Speaking to Bloomberg, a SoftBank spokesperson added: “We remain hopeful that the transaction will be approved”, while Nvidia told them “We continue to hold the views expressed in detail in our latest regulatory filings — that this transaction provides an opportunity to accelerate Arm and boost competition and innovation.” It remains to be seen if it actually goes through or not, but the chips are certainly against them.

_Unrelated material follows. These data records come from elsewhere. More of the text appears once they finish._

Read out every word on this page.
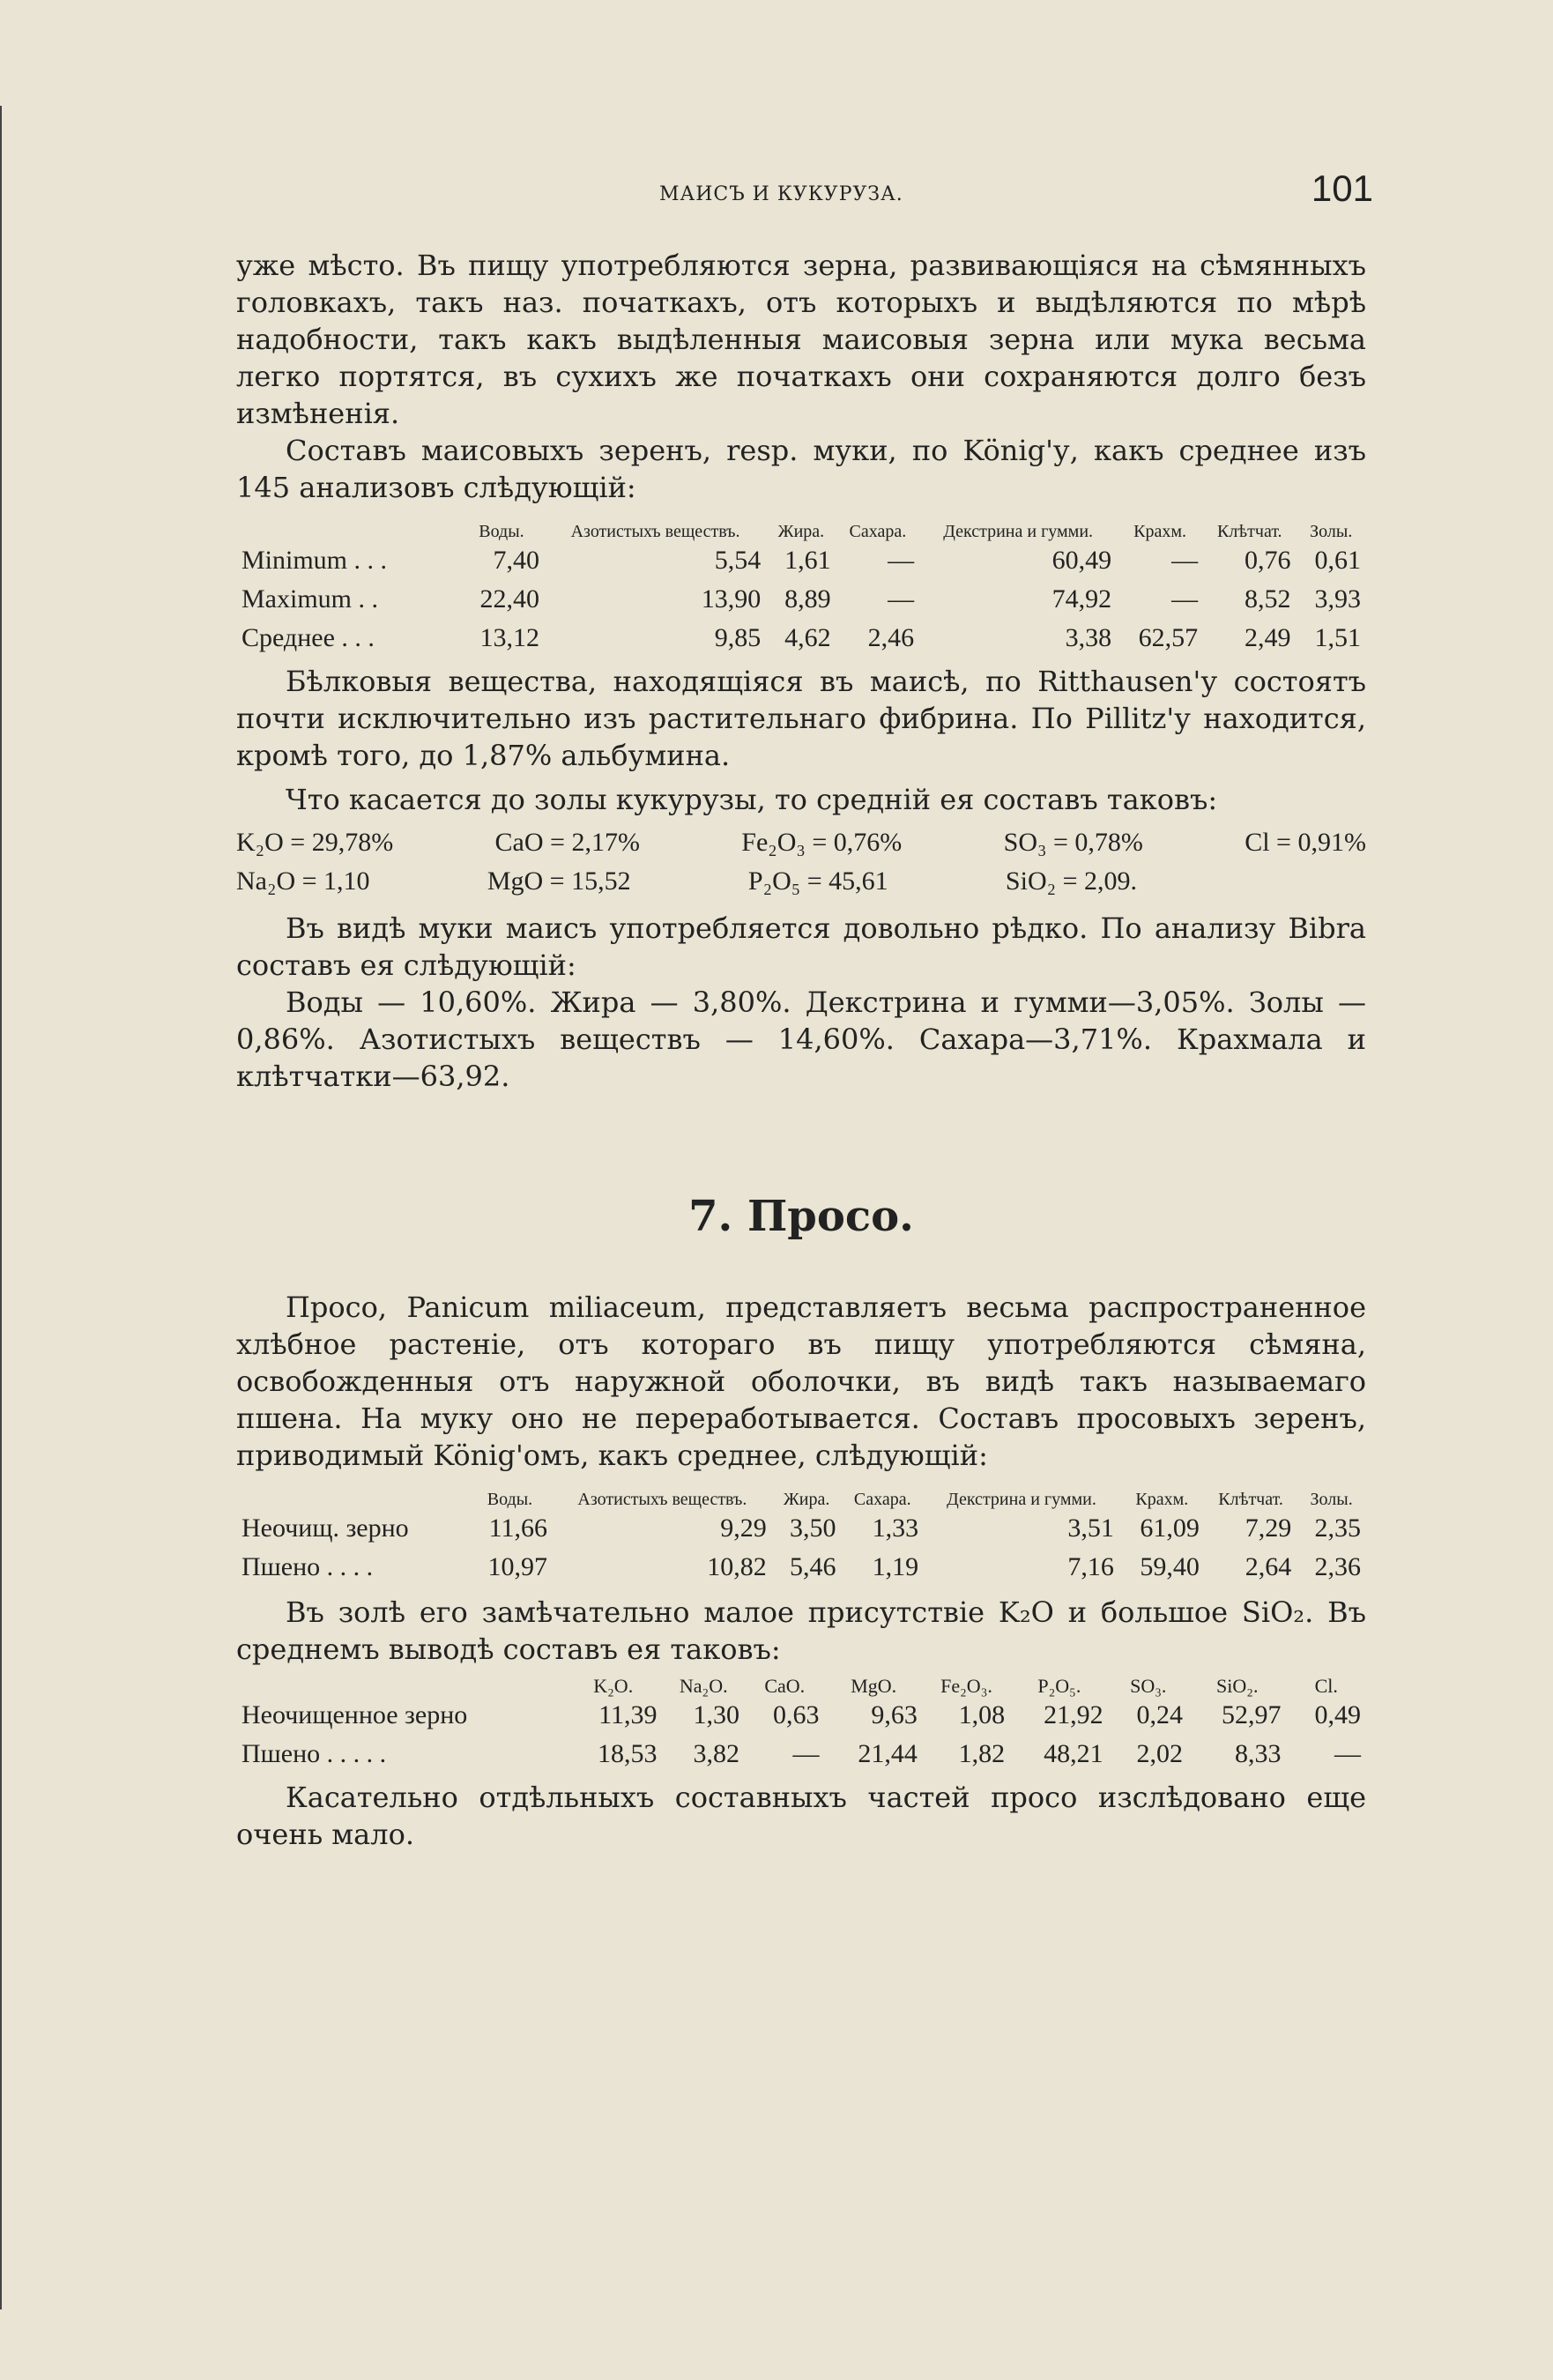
МАИСЪ И КУКУРУЗА.	101

уже мѣсто. Въ пищу употребляются зерна, развивающіяся на сѣмянныхъ головкахъ, такъ наз. початкахъ, отъ которыхъ и выдѣляются по мѣрѣ надобности, такъ какъ выдѣленныя маисовыя зерна или мука весьма легко портятся, въ сухихъ же початкахъ они сохраняются долго безъ измѣненія.

Составъ маисовыхъ зеренъ, resp. муки, по König'у, какъ среднее изъ 145 анализовъ слѣдующій:

	Воды.	Азотистыхъ веществъ.	Жира.	Сахара.	Декстрина и гумми.	Крахм.	Клѣтчат.	Золы.
Minimum . . .	7,40	5,54	1,61	—	60,49	—	0,76	0,61
Maximum . .	22,40	13,90	8,89	—	74,92	—	8,52	3,93
Среднее . . .	13,12	9,85	4,62	2,46	3,38	62,57	2,49	1,51

Бѣлковыя вещества, находящіяся въ маисѣ, по Ritthausen'у состоятъ почти исключительно изъ растительнаго фибрина. По Pillitz'у находится, кромѣ того, до 1,87% альбумина.

Что касается до золы кукурузы, то средній ея составъ таковъ:

K₂O = 29,78%	CaO = 2,17%	Fe₂O₃ = 0,76%	SO₃ = 0,78%	Cl = 0,91%
Na₂O = 1,10	MgO = 15,52	P₂O₅ = 45,61	SiO₂ = 2,09.

Въ видѣ муки маисъ употребляется довольно рѣдко. По анализу Bibra составъ ея слѣдующій:

Воды — 10,60%. Жира — 3,80%. Декстрина и гумми—3,05%. Золы — 0,86%. Азотистыхъ веществъ — 14,60%. Сахара—3,71%. Крахмала и клѣтчатки—63,92.

7. Просо.

Просо, Panicum miliaceum, представляетъ весьма распространенное хлѣбное растеніе, отъ котораго въ пищу употребляются сѣмяна, освобожденныя отъ наружной оболочки, въ видѣ такъ называемаго пшена. На муку оно не переработывается. Составъ просовыхъ зеренъ, приводимый König'омъ, какъ среднее, слѣдующій:

	Воды.	Азотистыхъ веществъ.	Жира.	Сахара.	Декстрина и гумми.	Крахм.	Клѣтчат.	Золы.
Неочищ. зерно	11,66	9,29	3,50	1,33	3,51	61,09	7,29	2,35
Пшено . . . .	10,97	10,82	5,46	1,19	7,16	59,40	2,64	2,36

Въ золѣ его замѣчательно малое присутствіе K₂O и большое SiO₂. Въ среднемъ выводѣ составъ ея таковъ:

	K₂O.	Na₂O.	CaO.	MgO.	Fe₂O₃.	P₂O₅.	SO₃.	SiO₂.	Cl.
Неочищенное зерно	11,39	1,30	0,63	9,63	1,08	21,92	0,24	52,97	0,49
Пшено . . . . .	18,53	3,82	—	21,44	1,82	48,21	2,02	8,33	—

Касательно отдѣльныхъ составныхъ частей просо изслѣдовано еще очень мало.
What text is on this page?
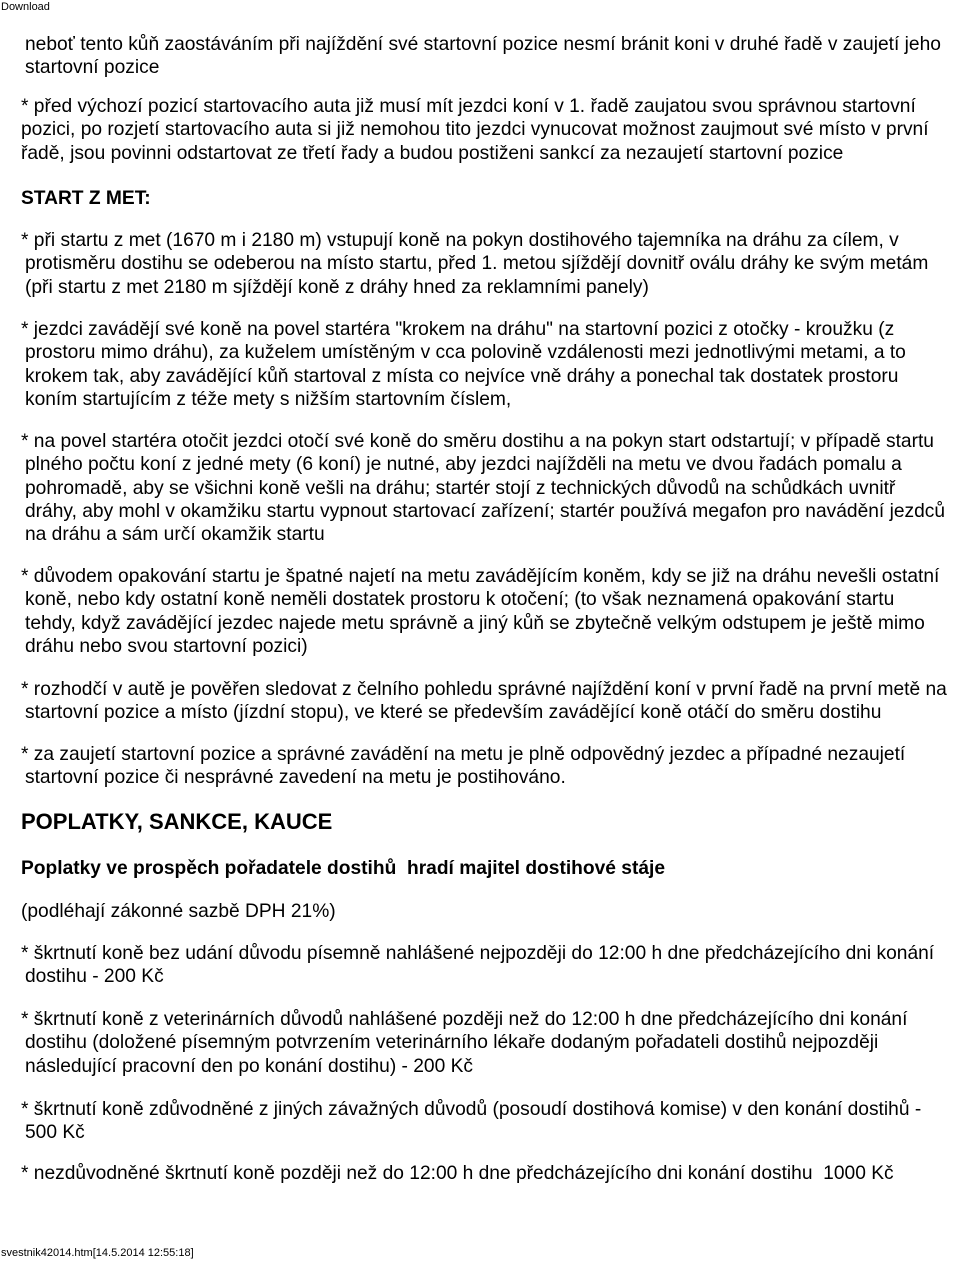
Download
neboť tento kůň zaostáváním při najíždění své startovní pozice nesmí bránit koni v druhé řadě v zaujetí jeho
startovní pozice
* před výchozí pozicí startovacího auta již musí mít jezdci koní v 1. řadě zaujatou svou správnou startovní
pozici, po rozjetí startovacího auta si již nemohou tito jezdci vynucovat možnost zaujmout své místo v první
řadě, jsou povinni odstartovat ze třetí řady a budou postiženi sankcí za nezaujetí startovní pozice
START Z MET:
* při startu z met (1670 m i 2180 m) vstupují koně na pokyn dostihového tajemníka na dráhu za cílem, v
protisměru dostihu se odeberou na místo startu, před 1. metou sjíždějí dovnitř oválu dráhy ke svým metám
(při startu z met 2180 m sjíždějí koně z dráhy hned za reklamními panely)
* jezdci zavádějí své koně na povel startéra "krokem na dráhu" na startovní pozici z otočky - kroužku (z
prostoru mimo dráhu), za kuželem umístěným v cca polovině vzdálenosti mezi jednotlivými metami, a to
krokem tak, aby zavádějící kůň startoval z místa co nejvíce vně dráhy a ponechal tak dostatek prostoru
koním startujícím z téže mety s nižším startovním číslem,
* na povel startéra otočit jezdci otočí své koně do směru dostihu a na pokyn start odstartují; v případě startu
plného počtu koní z jedné mety (6 koní) je nutné, aby jezdci najížděli na metu ve dvou řadách pomalu a
pohromadě, aby se všichni koně vešli na dráhu; startér stojí z technických důvodů na schůdkách uvnitř
dráhy, aby mohl v okamžiku startu vypnout startovací zařízení; startér používá megafon pro navádění jezdců
na dráhu a sám určí okamžik startu
* důvodem opakování startu je špatné najetí na metu zavádějícím koněm, kdy se již na dráhu nevešli ostatní
koně, nebo kdy ostatní koně neměli dostatek prostoru k otočení; (to však neznamená opakování startu
tehdy, když zavádějící jezdec najede metu správně a jiný kůň se zbytečně velkým odstupem je ještě mimo
dráhu nebo svou startovní pozici)
* rozhodčí v autě je pověřen sledovat z čelního pohledu správné najíždění koní v první řadě na první metě na
startovní pozice a místo (jízdní stopu), ve které se především zavádějící koně otáčí do směru dostihu
* za zaujetí startovní pozice a správné zavádění na metu je plně odpovědný jezdec a případné nezaujetí
startovní pozice či nesprávné zavedení na metu je postihováno.
POPLATKY, SANKCE, KAUCE
Poplatky ve prospěch pořadatele dostihů  hradí majitel dostihové stáje
(podléhají zákonné sazbě DPH 21%)
* škrtnutí koně bez udání důvodu písemně nahlášené nejpozději do 12:00 h dne předcházejícího dni konání
dostihu - 200 Kč
* škrtnutí koně z veterinárních důvodů nahlášené později než do 12:00 h dne předcházejícího dni konání
dostihu (doložené písemným potvrzením veterinárního lékaře dodaným pořadateli dostihů nejpozději
následující pracovní den po konání dostihu) - 200 Kč
* škrtnutí koně zdůvodněné z jiných závažných důvodů (posoudí dostihová komise) v den konání dostihů -
500 Kč
* nezdůvodněné škrtnutí koně později než do 12:00 h dne předcházejícího dni konání dostihu  1000 Kč
svestnik42014.htm[14.5.2014 12:55:18]
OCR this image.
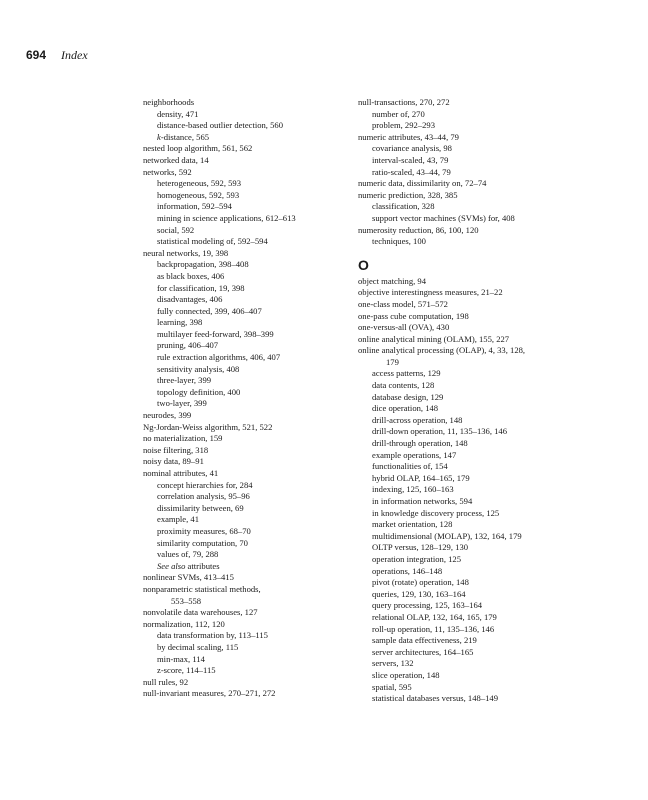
694 Index
neighborhoods
density, 471
distance-based outlier detection, 560
k-distance, 565
nested loop algorithm, 561, 562
networked data, 14
networks, 592
heterogeneous, 592, 593
homogeneous, 592, 593
information, 592–594
mining in science applications, 612–613
social, 592
statistical modeling of, 592–594
neural networks, 19, 398
backpropagation, 398–408
as black boxes, 406
for classification, 19, 398
disadvantages, 406
fully connected, 399, 406–407
learning, 398
multilayer feed-forward, 398–399
pruning, 406–407
rule extraction algorithms, 406, 407
sensitivity analysis, 408
three-layer, 399
topology definition, 400
two-layer, 399
neurodes, 399
Ng-Jordan-Weiss algorithm, 521, 522
no materialization, 159
noise filtering, 318
noisy data, 89–91
nominal attributes, 41
concept hierarchies for, 284
correlation analysis, 95–96
dissimilarity between, 69
example, 41
proximity measures, 68–70
similarity computation, 70
values of, 79, 288
See also attributes
nonlinear SVMs, 413–415
nonparametric statistical methods,
553–558
nonvolatile data warehouses, 127
normalization, 112, 120
data transformation by, 113–115
by decimal scaling, 115
min-max, 114
z-score, 114–115
null rules, 92
null-invariant measures, 270–271, 272
null-transactions, 270, 272
number of, 270
problem, 292–293
numeric attributes, 43–44, 79
covariance analysis, 98
interval-scaled, 43, 79
ratio-scaled, 43–44, 79
numeric data, dissimilarity on, 72–74
numeric prediction, 328, 385
classification, 328
support vector machines (SVMs) for, 408
numerosity reduction, 86, 100, 120
techniques, 100
O
object matching, 94
objective interestingness measures, 21–22
one-class model, 571–572
one-pass cube computation, 198
one-versus-all (OVA), 430
online analytical mining (OLAM), 155, 227
online analytical processing (OLAP), 4, 33, 128,
179
access patterns, 129
data contents, 128
database design, 129
dice operation, 148
drill-across operation, 148
drill-down operation, 11, 135–136, 146
drill-through operation, 148
example operations, 147
functionalities of, 154
hybrid OLAP, 164–165, 179
indexing, 125, 160–163
in information networks, 594
in knowledge discovery process, 125
market orientation, 128
multidimensional (MOLAP), 132, 164, 179
OLTP versus, 128–129, 130
operation integration, 125
operations, 146–148
pivot (rotate) operation, 148
queries, 129, 130, 163–164
query processing, 125, 163–164
relational OLAP, 132, 164, 165, 179
roll-up operation, 11, 135–136, 146
sample data effectiveness, 219
server architectures, 164–165
servers, 132
slice operation, 148
spatial, 595
statistical databases versus, 148–149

Nvidia loses $1.25 billion USD
If the reports are true, Arm won’t be walking away empty-handed. They also signed an upfront signing fee of $2 Billion USD, with an additional $1.25 Billion USD if the deal collapses. This is all paid out of Nvidia’s pocket, and now the stalwart GPU and AI business have nothing to show for $3.25 billion dollars of spending.
These types of enormous acquisitions are becoming more common, such as Microsoft announcing plans to acquire Activision Blizzard. However, could we potentially see a similar style of intervention as this happens? It’s very possible. The enormity of these moves can promote total monopoly, and without competition, the only person that loses out at the end is the consumer, where choices are limited and competition falters and flounders in the face of corporate greed.